После завершения книги об интертекстуальности область моих интересов
сместилась в сторону изучения телесности в художественных текстах. Последняя
моя книга -- "Демон и лабиринт" -- была в основном сфокусирована на феномене
"диаграмм" -- то есть таких знаков, в которых референция подавлена и которые
главным образом отсылают к динамике сил, фиксирующейся в телесных
деформациях. Диаграммы интересовали меня как некие "неполноценные" знаки, не
вписывающиеся в систему классической семиотики. И вновь Хармс незримой тенью
присутствовал в моей работе. Тело, телесные деформации не играли
существенной роли в его писаниях. Правда, с телами у Хармса часто происходят
совершенно немыслимые вещи -- они трансформируются до неузнаваемости,
расчленяются, гибнут самым причудливым образом. Но происходит это как будто
без приложения к ним силы. Своеобразие Хармса в контексте этой проблематики
заключалось в том, что у него как бы вообще не было тел, были имена, и с
необыкновенной последовательностью прослеживался мотив исчезновения
тела.
Работа над диаграммами имела для меня существенное значение, так как
она вынуждала меня все более настойчиво проблематизировать методы
традиционной филологии. Дело в том, что в филологии знак с его способностью
разворачиваться диахронически в некое интертекстуальное пространство -- это
прежде всего носитель определенного рода истории, он историчен. По выражению
Юрия Михайловича Лотмана, литературный знак (символ) хранит в себе память
своих предшествующих употреблений. Диаграмма же антиисторична по своему
существу, она выражает факт приложения к телу неких сил, а потому она значит
лишь в той мере, в какой эти силы действуют или хотя бы фиксируются в некоем
следе, отпечатке на теле.
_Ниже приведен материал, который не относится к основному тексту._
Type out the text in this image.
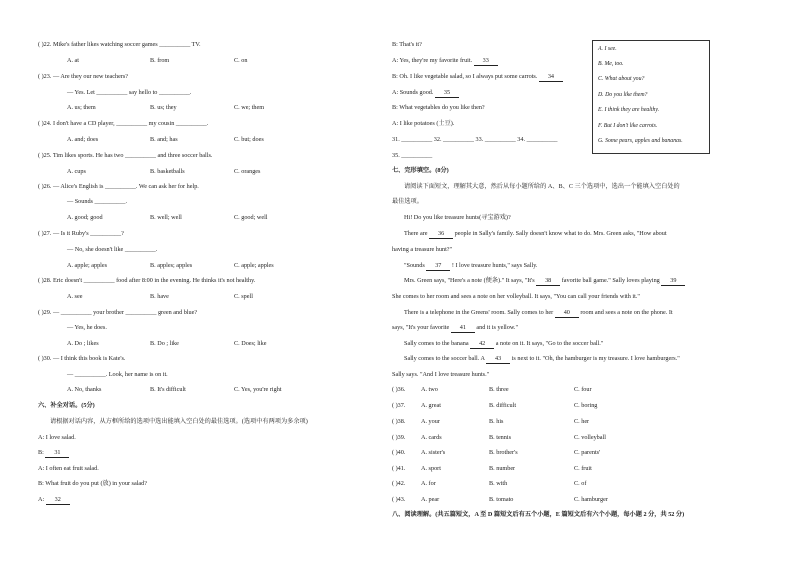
( )22. Mike's father likes watching soccer games __________ TV.
A. at	B. from	C. on
( )23. — Are they our new teachers?
— Yes. Let __________ say hello to __________.
A. us; them	B. us; they	C. we; them
( )24. I don't have a CD player, __________ my cousin __________.
A. and; does	B. and; has	C. but; does
( )25. Tim likes sports. He has two __________ and three soccer balls.
A. cups	B. basketballs	C. oranges
( )26. — Alice's English is __________. We can ask her for help.
— Sounds __________.
A. good; good	B. well; well	C. good; well
( )27. — Is it Ruby's __________?
— No, she doesn't like __________.
A. apple; apples	B. apples; apples	C. apple; apples
( )28. Eric doesn't __________ food after 8:00 in the evening. He thinks it's not healthy.
A. see	B. have	C. spell
( )29. — __________ your brother __________ green and blue?
— Yes, he does.
A. Do ; likes	B. Do ; like	C. Does; like
( )30. — I think this book is Kate's.
— __________. Look, her name is on it.
A. No, thanks	B. It's difficult	C. Yes, you're right
六、补全对话。(5分)
请根据对话内容，从方框所给的选项中选出能填入空白处的最佳选项。(选项中有两项为多余项)
A: I love salad.
B: 31
A: I often eat fruit salad.
B: What fruit do you put (放) in your salad?
A: 32
B: That's it?
A: Yes, they're my favorite fruit. 33
B: Oh. I like vegetable salad, so I always put some carrots. 34
A: Sounds good. 35
B: What vegetables do you like then?
A: I like potatoes (土豆).
31. __________ 32. __________ 33. __________ 34. __________
35. __________
七、完形填空。(8分)
请阅读下面短文，理解其大意，然后从每小题所给的 A、B、C 三个选项中，选出一个能填入空白处的
最佳选项。
Hi! Do you like treasure hunts(寻宝游戏)?
There are 36 people in Sally's family. Sally doesn't know what to do. Mrs. Green asks, "How about
having a treasure hunt?"
"Sounds 37 ! I love treasure hunts," says Sally.
Mrs. Green says, "Here's a note (便条)." It says, "It's 38 favorite ball game." Sally loves playing 39
She comes to her room and sees a note on her volleyball. It says, "You can call your friends with it."
There is a telephone in the Greens' room. Sally comes to her 40 room and sees a note on the phone. It
says, "It's your favorite 41 and it is yellow."
Sally comes to the banana 42 a note on it. It says, "Go to the soccer ball."
Sally comes to the soccer ball. A 43 is next to it. "Oh, the hamburger is my treasure. I love hamburgers."
Sally says. "And I love treasure hunts."
( )36.	A. two	B. three	C. four
( )37.	A. great	B. difficult	C. boring
( )38.	A. your	B. his	C. her
( )39.	A. cards	B. tennis	C. volleyball
( )40.	A. sister's	B. brother's	C. parents'
( )41.	A. sport	B. number	C. fruit
( )42.	A. for	B. with	C. of
( )43.	A. pear	B. tomato	C. hamburger
八、阅读理解。(共五篇短文，A 至 D 篇短文后有五个小题，E 篇短文后有六个小题，每小题 2 分，共 52 分)
A. I see.
B. Me, too.
C. What about you?
D. Do you like them?
E. I think they are healthy.
F. But I don't like carrots.
G. Some pears, apples and bananas.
Диаграмма, таким образом, отражает момент
приложения сил, но она ни в коей мере не отсылает к истории, а
следовательно, и к любого рода цитированию. В этом смысле диаграмма --
антифилологична.
Филология в современном понимании этого слова возникает в эпоху
Ренессанса в результате открытия античной культуры и стремления к более
полному ее пониманию и творческому усвоению. Понимание смысла с самого
начала увязывается с историчностью текста, с его пониманием через контекст.
Историзация литературы филологией, однако, с самого начала столкнулась с
проблемой вневременного в тексте, его универсального значения, прежде всего
интересовавшего теологическую экзегетику -- вечного спутника и оппонента
филологии. В теологической перспективе смысл Священного писания обладал
вневременным, надысторическим значением, которое прежде всего выражалось в
его аллегоричности. Аллегория -- это попытка спасти текст от тотальной
историзации и сохранить таким образом единство культуры как поля
универсальных значений. Фило-
Введение 7
логия, однако, подвергла историзации и аллегорию, показав, что она
также принадлежит определенному историческому контексту.
Эпоха романтизма внесла в репертуар филологического историзма важную
новинку, увязав смысл текста с понятием опыта, в том числе и личного
опыта автора. Смысл текста оказывается на пересечении истории употребления
знаков и истории жизни автора. Ролан Барт отнес выражение личного "опыта"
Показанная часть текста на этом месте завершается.